The failure to maintain the code of critical software infrastructure, also known as ‘technical debt’ is an insidious problem across the industry. It can be caused by a number of factors, ranging from discontinued platforms and out-of-date code libraries to staff turnover and budget restrictions. Sometimes it is intentional because a company chooses not to prioritize resourcing software maintenance. Other times it can be unintentional and only discovered when the worst happens.

However the technical debt is accrued, it will only grow until it is addressed, and the longer it is left, the bigger the challenge of fixing it. To learn more about the hidden challenges of technical debt and how to avoid it in the first place, DCD spoke to Craig Compiano, CEO of Modius, a specialist in DCIM solutions for data centers. Compiano has been warning of the dangers of technical debt for years, so we met up with him to learn more.

Code Error
– Getty Images

“Debt embedded in the software is like compounding interest on a loan – the technical debt will accrue over time and be more costly to remediate the longer it stays in the code base,” he warns, “And just like a bank loan, if you don't make monthly payments, it just keeps getting bigger and bigger and then the challenge to pay off that loan, particularly when it's been accruing interest for five years is enormous, compared to making monthly payments.”

Easy to do, harder to fix

If this is the first time you’ve thought about the concept of technical debt, it is likely that your business has accrued some. Compiano cites it as being “normal rather than rare”, in part because it’s so easy to slip into:

“Most software is developed with a business outcome driven by time-to-market or budgetary constraints. Often, software teams will take some shortcut, either deliberate or accidental, and leave behind some amount of technical debt in their deliverable. Then it's a question of how the organization can remediate the debt, which requires reworking the code.”

By now, you may be wondering why technical debt isn’t being spoken about in the same hushed tones as other hot-button industry issues, such as AI and sustainability. This isn’t lost on Compiano:

“What's ironic is that data centers have a very high aversion to risk, and yet they incur substantial risk every day with the problem of out-of-date software tools or self-developed and maintained software. You'd think that they would be adopting new or better technologies in all areas of their operations because it's all inextricably linked together. It's a system of components – the UPS, the chillers, the people, and the software.”

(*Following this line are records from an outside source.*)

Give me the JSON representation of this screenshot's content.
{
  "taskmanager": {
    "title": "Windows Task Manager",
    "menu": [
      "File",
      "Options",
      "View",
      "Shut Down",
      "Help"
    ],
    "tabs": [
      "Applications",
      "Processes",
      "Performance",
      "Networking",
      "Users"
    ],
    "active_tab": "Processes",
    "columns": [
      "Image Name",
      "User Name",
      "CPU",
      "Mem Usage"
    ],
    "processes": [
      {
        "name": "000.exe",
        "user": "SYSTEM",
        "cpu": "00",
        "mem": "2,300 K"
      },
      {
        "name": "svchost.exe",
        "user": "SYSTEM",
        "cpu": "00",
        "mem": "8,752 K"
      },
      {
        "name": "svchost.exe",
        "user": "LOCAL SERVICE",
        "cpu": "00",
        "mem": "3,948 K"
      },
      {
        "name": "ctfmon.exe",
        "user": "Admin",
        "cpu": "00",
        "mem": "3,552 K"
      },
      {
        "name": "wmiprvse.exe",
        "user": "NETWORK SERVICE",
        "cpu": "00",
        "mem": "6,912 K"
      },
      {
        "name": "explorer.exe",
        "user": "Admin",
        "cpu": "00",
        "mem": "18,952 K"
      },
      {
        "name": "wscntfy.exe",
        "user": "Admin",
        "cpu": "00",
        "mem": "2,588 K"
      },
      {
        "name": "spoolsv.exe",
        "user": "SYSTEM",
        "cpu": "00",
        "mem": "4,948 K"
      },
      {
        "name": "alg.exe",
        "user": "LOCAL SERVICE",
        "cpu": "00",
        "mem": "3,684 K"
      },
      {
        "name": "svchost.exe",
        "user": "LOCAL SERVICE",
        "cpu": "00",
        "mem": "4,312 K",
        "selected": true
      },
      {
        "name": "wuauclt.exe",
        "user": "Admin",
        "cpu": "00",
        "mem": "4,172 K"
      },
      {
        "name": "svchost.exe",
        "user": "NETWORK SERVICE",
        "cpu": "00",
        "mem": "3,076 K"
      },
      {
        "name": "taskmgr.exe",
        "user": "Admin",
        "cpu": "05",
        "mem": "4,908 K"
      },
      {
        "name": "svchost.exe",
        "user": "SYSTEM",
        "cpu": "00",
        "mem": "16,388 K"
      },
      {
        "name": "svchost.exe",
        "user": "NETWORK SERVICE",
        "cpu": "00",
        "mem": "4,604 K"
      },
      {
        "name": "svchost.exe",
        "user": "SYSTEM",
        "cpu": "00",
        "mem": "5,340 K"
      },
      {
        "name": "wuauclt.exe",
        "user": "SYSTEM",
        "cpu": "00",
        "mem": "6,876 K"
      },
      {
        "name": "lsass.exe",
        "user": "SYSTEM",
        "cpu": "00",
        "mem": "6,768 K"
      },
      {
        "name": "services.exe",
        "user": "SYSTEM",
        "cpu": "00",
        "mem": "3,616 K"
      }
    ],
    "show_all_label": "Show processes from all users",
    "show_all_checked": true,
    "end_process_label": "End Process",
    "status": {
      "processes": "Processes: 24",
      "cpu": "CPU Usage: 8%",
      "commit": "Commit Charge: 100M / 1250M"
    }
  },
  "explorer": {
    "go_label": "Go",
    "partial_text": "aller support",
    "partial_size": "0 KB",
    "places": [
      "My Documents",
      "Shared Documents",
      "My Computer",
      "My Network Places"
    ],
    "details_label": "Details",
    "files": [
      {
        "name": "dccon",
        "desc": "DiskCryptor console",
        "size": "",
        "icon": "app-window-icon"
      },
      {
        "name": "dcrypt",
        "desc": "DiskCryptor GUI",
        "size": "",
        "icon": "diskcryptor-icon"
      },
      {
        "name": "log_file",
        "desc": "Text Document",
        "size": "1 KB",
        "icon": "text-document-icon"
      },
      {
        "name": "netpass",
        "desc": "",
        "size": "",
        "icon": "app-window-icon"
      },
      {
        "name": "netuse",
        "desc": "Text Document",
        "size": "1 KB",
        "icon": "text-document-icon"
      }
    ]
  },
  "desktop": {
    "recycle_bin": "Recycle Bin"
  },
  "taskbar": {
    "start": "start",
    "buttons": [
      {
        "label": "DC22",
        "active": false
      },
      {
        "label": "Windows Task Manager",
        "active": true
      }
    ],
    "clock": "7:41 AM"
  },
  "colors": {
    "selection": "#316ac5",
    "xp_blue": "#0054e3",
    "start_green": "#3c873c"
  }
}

'George has left the building...'

A common cause of technical debt is when a business chooses to build and maintain a bespoke system, or continues to use a system that is no longer supported by the original vendor. Many infrastructures end up as a patchwork of different, semi-integrated systems, making it even harder to keep track of where the technical debt is, and how to prioritize fixing it.

Simply saying, “Yes, but it works” is not the solution, because one day, it won’t, as Compiano has seen regularly:

“The risk factor is something that is not fully appreciated. Often what we hear is something like ‘We got this software with our hardware’, or ‘We got this software because one of our fellows that used to work here built a tool that we use today, and so it doesn't cost us anything – so if we were to spend money on new software, we would have to spend funds that we don't otherwise care to spend because we've already got a tool.’”

This, in turn, can be fed by under-resourcing, or staff turnover: “We're forever hearing that ‘George has left the building’ – a company has tools that worked because George was there – he built it and maintained it. He left. Now, how do you keep this thing up? If George didn't build it with documentation and coding standards, and he iterated on it over time, all of that knowledge went out the door when he left.”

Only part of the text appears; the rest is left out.